En début de soirée, elle demande l'âge de son public et s'adresse directement à une jeune spectatrice dans la vingtaine, puis lui raconte les aléas d'une époque révolue. À de nombreux moments dans le spectacle, elle parle directement à cette demoiselle de la génération de sa fille, parfois pour expliquer des choses, parfois pour s'excuser ou pour lui faire des demandes spéciales. Ainsi, les plus jeunes ne sont pas complètement largués. On suit Chantal dans ses anecdotes et ses références méticuleuses avec intérêt et fascination.

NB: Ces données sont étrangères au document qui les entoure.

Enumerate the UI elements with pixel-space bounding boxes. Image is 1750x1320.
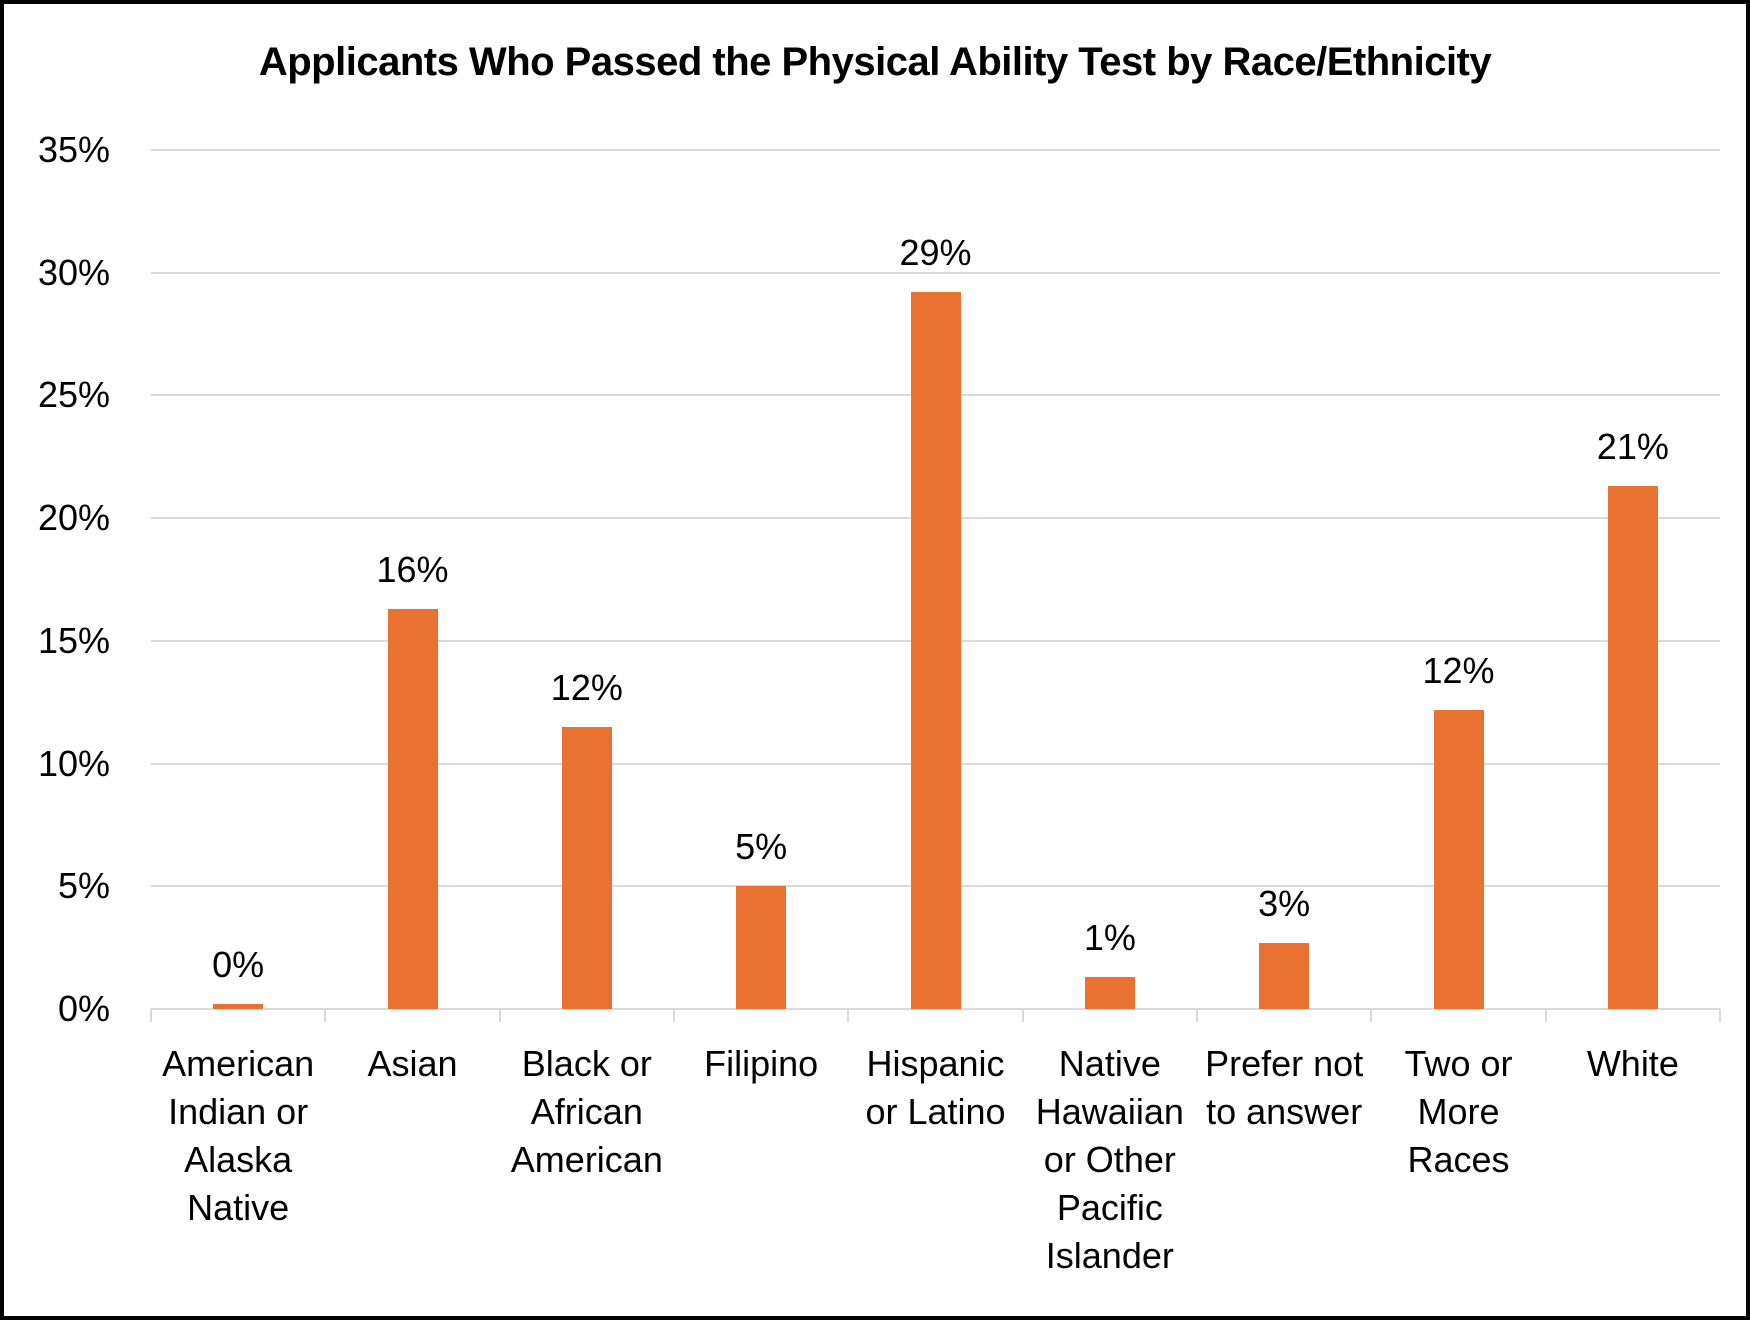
y-axis-tick-label: 0% — [57, 988, 110, 1029]
y-axis-tick-label: 15% — [37, 619, 110, 661]
y-axis-tick-label: 25% — [37, 374, 110, 416]
x-axis-tick — [1719, 1009, 1721, 1022]
bar-value-label: 21% — [1596, 426, 1669, 468]
x-axis-tick — [847, 1009, 850, 1022]
x-axis-category-label: Black or African American — [510, 1043, 663, 1180]
bar-value-label: 3% — [1258, 882, 1311, 924]
bar — [1084, 977, 1135, 1009]
x-axis-category-label: Asian — [367, 1043, 458, 1084]
bar — [213, 1004, 264, 1009]
x-axis-tick — [673, 1009, 675, 1022]
x-axis-tick — [1196, 1009, 1198, 1022]
y-axis-tick-label: 35% — [37, 129, 110, 170]
bar — [1259, 942, 1310, 1009]
gridline-30 — [151, 271, 1720, 274]
x-axis-tick — [1021, 1009, 1024, 1022]
bar-value-label: 16% — [376, 548, 449, 590]
bar — [1433, 709, 1484, 1009]
x-axis-category-label: Native Hawaiian or Other Pacific Islande… — [1035, 1043, 1184, 1276]
y-axis-tick-label: 5% — [57, 865, 110, 907]
x-axis-tick — [498, 1009, 501, 1022]
bar-value-label: 1% — [1083, 917, 1136, 959]
bar — [910, 292, 961, 1009]
x-axis-tick — [150, 1009, 152, 1022]
x-axis-category-label: Hispanic or Latino — [865, 1043, 1006, 1132]
bar-value-label: 12% — [1422, 649, 1495, 691]
x-axis-line — [151, 1008, 1720, 1010]
bar — [1607, 486, 1658, 1009]
chart-title: Applicants Who Passed the Physical Abili… — [258, 40, 1492, 84]
x-axis-tick — [324, 1009, 327, 1022]
bar — [736, 886, 787, 1009]
y-axis-tick-label: 10% — [37, 742, 110, 784]
bar-value-label: 29% — [899, 232, 972, 274]
bar — [387, 608, 438, 1009]
x-axis-category-label: American Indian or Alaska Native — [162, 1043, 315, 1228]
y-axis-tick-label: 20% — [37, 497, 110, 539]
x-axis-category-label: Filipino — [704, 1043, 819, 1084]
gridline-35 — [151, 149, 1720, 151]
bar — [561, 726, 612, 1009]
bar-value-label: 12% — [550, 666, 623, 708]
bar-value-label: 5% — [735, 826, 788, 868]
x-axis-tick — [1544, 1009, 1547, 1022]
x-axis-tick — [1370, 1009, 1373, 1022]
x-axis-category-label: White — [1586, 1043, 1679, 1084]
x-axis-category-label: Two or More Races — [1404, 1043, 1513, 1180]
bar-value-label: 0% — [212, 944, 265, 986]
x-axis-category-label: Prefer not to answer — [1205, 1043, 1364, 1132]
y-axis-tick-label: 30% — [37, 251, 110, 293]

Elle a une façon exceptionnelle de raconter le Québec des années 60 et 70. Si tous les professeurs d'histoire avaient cette verve et cet enthousiasme à l'ouvrage, il y aurait bien moins de décrochage scolaire.

La qualité des textes demeure la principale qualité de ce spectacle nostalgique et instructif. Chantal Lamarre a une manière originale de dépeindre les choses du quotidien. Elle décrit notamment le fait de « scroller » sur son cellulaire comme un « vortex d'abrutissement volontaire » et dit, entre autres, qu'à une certaine époque, le monde entier était « alpha-systémique ». Elle parle aussi de son vieillissement et tout ce qui vient avec, avouant notamment qu'elle est davantage attiré par les plaisirs gourmands que ceux de la chair, préférant maintenant être prisonnière d'un ascenseur avec un gros carré aux dattes qu'avec Sébastien Delorme.
Oui, il s'agit essentiellement de stand-up, appuyé par quelques supports visuels et accessoires, mais la comédienne chante, danse et anime aussi un karaoké de chansons d'oiseaux au fil de la représentation. Dans son tout dernier numéro, elle magasine ses pré-arrangements, faisant ses recommandations pour ses funérailles et interprète même une chanson qu'elle a composée pour la cérémonie. Steppettes et cornemuse est un spectacle très varié qui va au-delà de l'humour. Chantal Lamarre propose un véritable voyage dans le temps duquel on ressort plus apte à affronter le présent, parce que plus sereins avec le passé. Celle qui avoue vouloir se recycler en zouave pontifical (parce qu'il s'agit d'un poste d'autorité déguisé en clown) nous a complètement charmés du début à la fin. Qu'on ait 20, 40, 50 ou 70 ans, on peut y trouver son compte. Rejoindre un public si large est une faculté très rare. Bravo à la nouvelle vieille membre de la FADOC et future zouave de Rome pour cet exploit digne de mention.